Al termine viene comunque trascritta la lettera oggetto della replica...................
A proposito di indipendenza
28/09/2011 – BresciaOggi
Stimato direttore, le scrivo in risposta alla lettera pubblicata sul vostro quotidiano, in data 25 settembre,
"Le parole e i fatti", a firma del sig. Enrico Gandolfini, al quale ora mi rivolgo. Pur non citando direttamente
il movimento politico del quale sono portavoce, pro Lombardia Indipendenza, tratta in modo a mio avviso
superficiale una tematica sulla quale fondiamo la nostra attività politica: l'indipendenza completa
dell'attuale regione Lombardia nel quadro di un'Europa unita. Le "conseguenze" da lei proposte, sig.

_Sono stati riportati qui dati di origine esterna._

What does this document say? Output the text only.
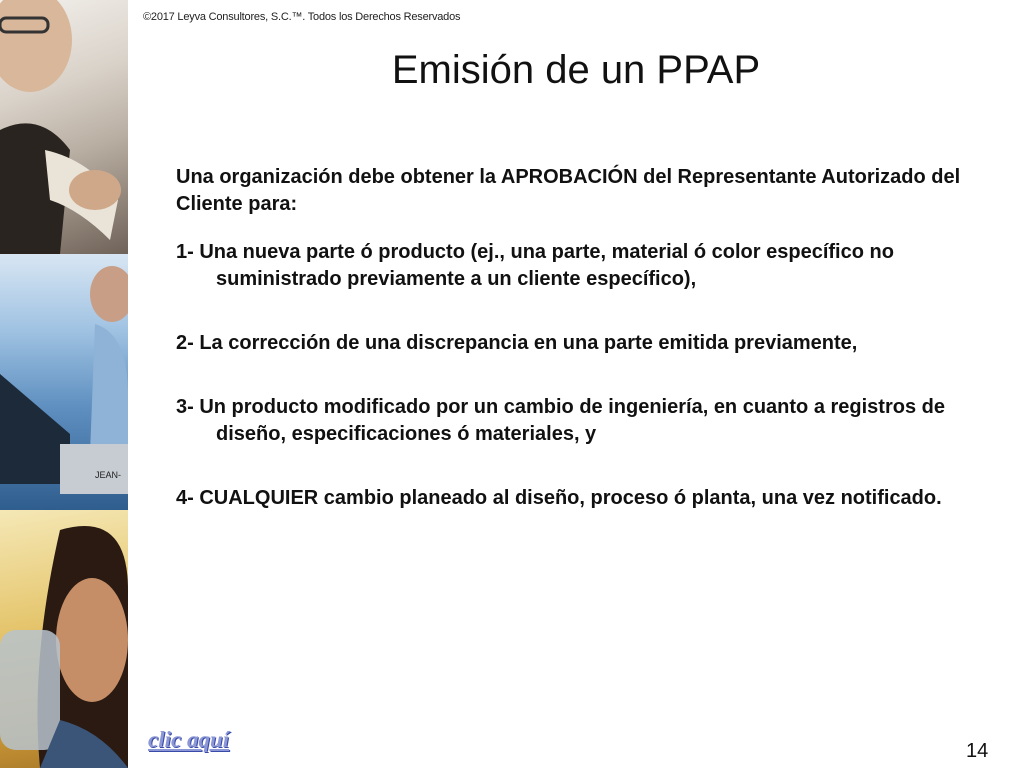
JEAN-
©2017 Leyva Consultores, S.C.™. Todos los Derechos Reservados
Emisión de un PPAP

Una organización debe obtener la APROBACIÓN del Representante Autorizado del Cliente para:

1- Una nueva parte ó producto (ej., una parte, material ó color específico no suministrado previamente a un cliente específico),

2- La corrección de una discrepancia en una parte emitida previamente,

3- Un producto modificado por un cambio de ingeniería, en cuanto a registros de diseño, especificaciones ó materiales, y

4- CUALQUIER cambio planeado al diseño, proceso ó planta, una vez notificado.

clic aquí	14
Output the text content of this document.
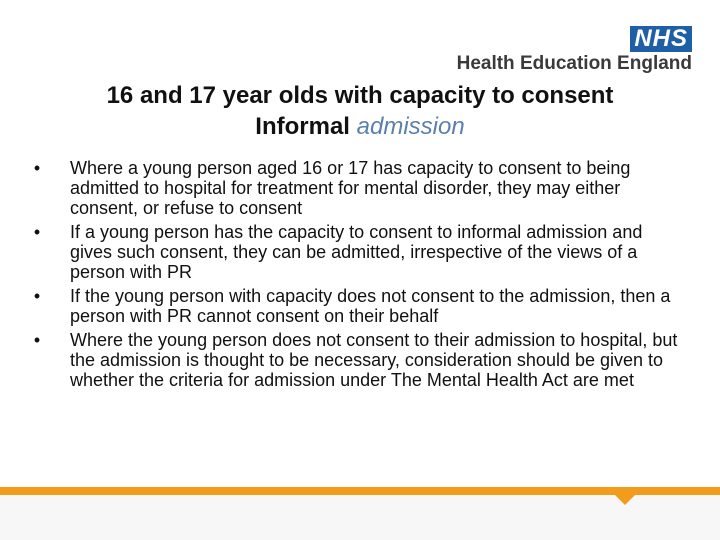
NHS
Health Education England
16 and 17 year olds with capacity to consent
Informal admission
• Where a young person aged 16 or 17 has capacity to consent to being admitted to hospital for treatment for mental disorder, they may either consent, or refuse to consent
• If a young person has the capacity to consent to informal admission and gives such consent, they can be admitted, irrespective of the views of a person with PR
• If the young person with capacity does not consent to the admission, then a person with PR cannot consent on their behalf
• Where the young person does not consent to their admission to hospital, but the admission is thought to be necessary, consideration should be given to whether the criteria for admission under The Mental Health Act are met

Gandolfini, sono completamente errate e mi vedo costretto a contraddirle.
Per cominciare, trovo piuttosto grottesco veder citata la Guerra di secessione Americana, avvenuta 150
anni fa in un contesto completamente diverso dall'Europa attuale. Sarebbe molto più adeguato citare,
invece, l'indipendenza del Montenegro dalla Serbia nel 2006, quindi solo cinque anni fa, proprio con lo
strumento referendario. Bastò che il 55% dei Montenegrini risposero votando "sì" al quesito "Volete che la
Repubblica del Montenegro sia uno stato indipendente con una piena soggettività internazionale e legale?"
per creare, in tutta sicurezza e tranquillità, un nuovo stato per i Montenegrini. Il "body count", ovvero il
conteggio dei morti relativi a questa operazione è rimasto ancorato alla cifra zero. Stesso dicasi per gli altri
recenti casi: Groenlandia dalla Danimarca, Kosovo sempre dalla Serbia e Slovacchia dalla Repubblica Ceca.

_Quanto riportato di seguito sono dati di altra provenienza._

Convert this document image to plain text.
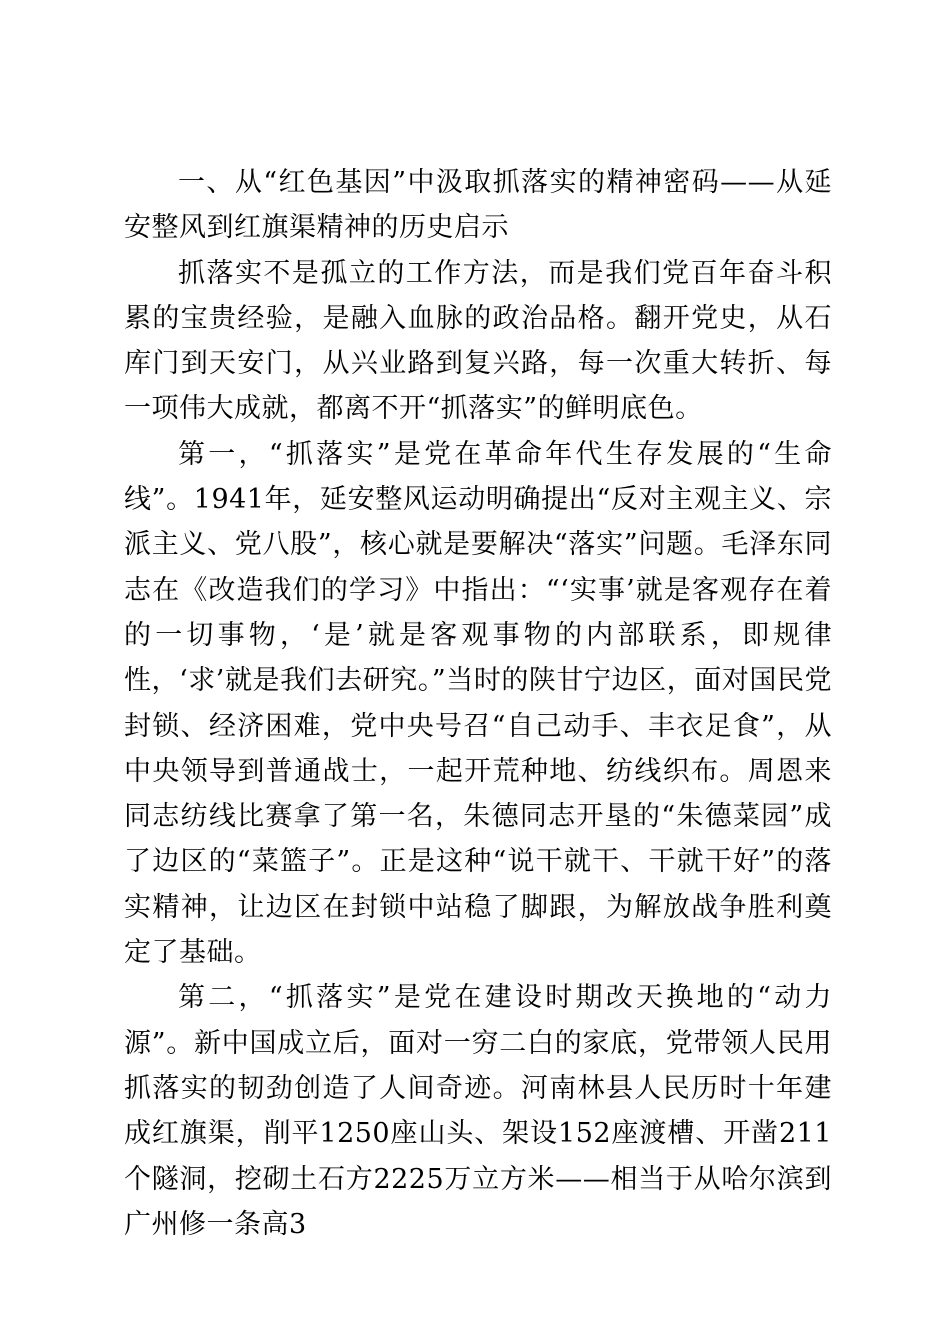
一、从“红色基因”中汲取抓落实的精神密码——从延安整风到红旗渠精神的历史启示

抓落实不是孤立的工作方法，而是我们党百年奋斗积累的宝贵经验，是融入血脉的政治品格。翻开党史，从石库门到天安门，从兴业路到复兴路，每一次重大转折、每一项伟大成就，都离不开“抓落实”的鲜明底色。

第一，“抓落实”是党在革命年代生存发展的“生命线”。1941年，延安整风运动明确提出“反对主观主义、宗派主义、党八股”，核心就是要解决“落实”问题。毛泽东同志在《改造我们的学习》中指出：“‘实事’就是客观存在着的一切事物，‘是’就是客观事物的内部联系，即规律性，‘求’就是我们去研究。”当时的陕甘宁边区，面对国民党封锁、经济困难，党中央号召“自己动手、丰衣足食”，从中央领导到普通战士，一起开荒种地、纺线织布。周恩来同志纺线比赛拿了第一名，朱德同志开垦的“朱德菜园”成了边区的“菜篮子”。正是这种“说干就干、干就干好”的落实精神，让边区在封锁中站稳了脚跟，为解放战争胜利奠定了基础。

第二，“抓落实”是党在建设时期改天换地的“动力源”。新中国成立后，面对一穷二白的家底，党带领人民用抓落实的韧劲创造了人间奇迹。河南林县人民历时十年建成红旗渠，削平1250座山头、架设152座渡槽、开凿211个隧洞，挖砌土石方2225万立方米——相当于从哈尔滨到广州修一条高3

Inoltre, Alex Salmond, attuale presidente del Parlamento Scozzese e leader del partito a noi gemellato
(siamo entrambi iscritti all'euro-gruppo European Free Alliance) Scottish National Party, ha in programma
nel 2015 un referendum per la completa indipendenza della Scozia dal Regno Unito.
Trovo quindi assolutamente insensato propagandare frasi al limite del terrorismo psicologico, com'è stato
fatto. Sul lato economico, un recente studio Unioncamere Veneto, su dati Istat (quindi decisamente non di
parte) ha calcolato in 7198,00 euro l'anno la somma che ogni lombardo (bambini ed anziani inclusi, quindi)

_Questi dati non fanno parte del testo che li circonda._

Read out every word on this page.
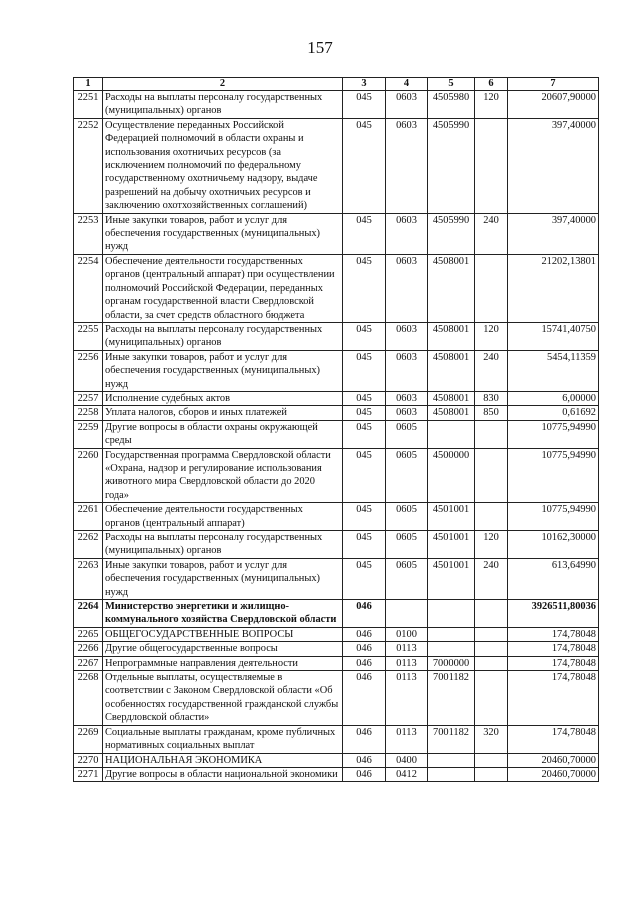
157
1	2	3	4	5	6	7
2251	Расходы на выплаты персоналу государственных (муниципальных) органов	045	0603	4505980	120	20607,90000
2252	Осуществление переданных Российской Федерацией полномочий в области охраны и использования охотничьих ресурсов (за исключением полномочий по федеральному государственному охотничьему надзору, выдаче разрешений на добычу охотничьих ресурсов и заключению охотхозяйственных соглашений)	045	0603	4505990		397,40000
2253	Иные закупки товаров, работ и услуг для обеспечения государственных (муниципальных) нужд	045	0603	4505990	240	397,40000
2254	Обеспечение деятельности государственных органов (центральный аппарат) при осуществлении полномочий Российской Федерации, переданных органам государственной власти Свердловской области, за счет средств областного бюджета	045	0603	4508001		21202,13801
2255	Расходы на выплаты персоналу государственных (муниципальных) органов	045	0603	4508001	120	15741,40750
2256	Иные закупки товаров, работ и услуг для обеспечения государственных (муниципальных) нужд	045	0603	4508001	240	5454,11359
2257	Исполнение судебных актов	045	0603	4508001	830	6,00000
2258	Уплата налогов, сборов и иных платежей	045	0603	4508001	850	0,61692
2259	Другие вопросы в области охраны окружающей среды	045	0605			10775,94990
2260	Государственная программа Свердловской области «Охрана, надзор и регулирование использования животного мира Свердловской области до 2020 года»	045	0605	4500000		10775,94990
2261	Обеспечение деятельности государственных органов (центральный аппарат)	045	0605	4501001		10775,94990
2262	Расходы на выплаты персоналу государственных (муниципальных) органов	045	0605	4501001	120	10162,30000
2263	Иные закупки товаров, работ и услуг для обеспечения государственных (муниципальных) нужд	045	0605	4501001	240	613,64990
2264	Министерство энергетики и жилищно-коммунального хозяйства Свердловской области	046				3926511,80036
2265	ОБЩЕГОСУДАРСТВЕННЫЕ ВОПРОСЫ	046	0100			174,78048
2266	Другие общегосударственные вопросы	046	0113			174,78048
2267	Непрограммные направления деятельности	046	0113	7000000		174,78048
2268	Отдельные выплаты, осуществляемые в соответствии с Законом Свердловской области «Об особенностях государственной гражданской службы Свердловской области»	046	0113	7001182		174,78048
2269	Социальные выплаты гражданам, кроме публичных нормативных социальных выплат	046	0113	7001182	320	174,78048
2270	НАЦИОНАЛЬНАЯ ЭКОНОМИКА	046	0400			20460,70000
2271	Другие вопросы в области национальной экономики	046	0412			20460,70000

non può godere a causa dei costi e delle politiche dello Stato italiano. Secondo la CGIA di Mestre, su dati del
2007, sono invece 42,6 i miliardi di euro che annualmente lasciano la Lombardia per approdare chissà dove.
Se nel 1992 avessimo seguito ipoteticamente l'esempio della Slovacchia, la Lombardia avrebbe avuto a
disposizione quindi una somma che si avvicina a 770 miliardi di euro, quasi un terzo dell'attuale debito
pubblico italiano.
Inutile sottolineare che, se potessimo godere di queste nostre risorse, potremmo rilevare e migliorare i
beni pubblici ora gestiti dallo Stato italiano. Quindi mi sento di doverla confortare, sig. Gandolfini, non v'è
per nulla da "rabbrividire": la Lombardia ha i mezzi economici e demografici per essere uno Stato
indipendente, ben di più, tra l'altro, di nazioni già esistenti e facenti parte dell'Unione Europea quali
Austria, Slovenia e Danimarca. Che son cosa ben diversa, con tutto il rispetto, da San Marino.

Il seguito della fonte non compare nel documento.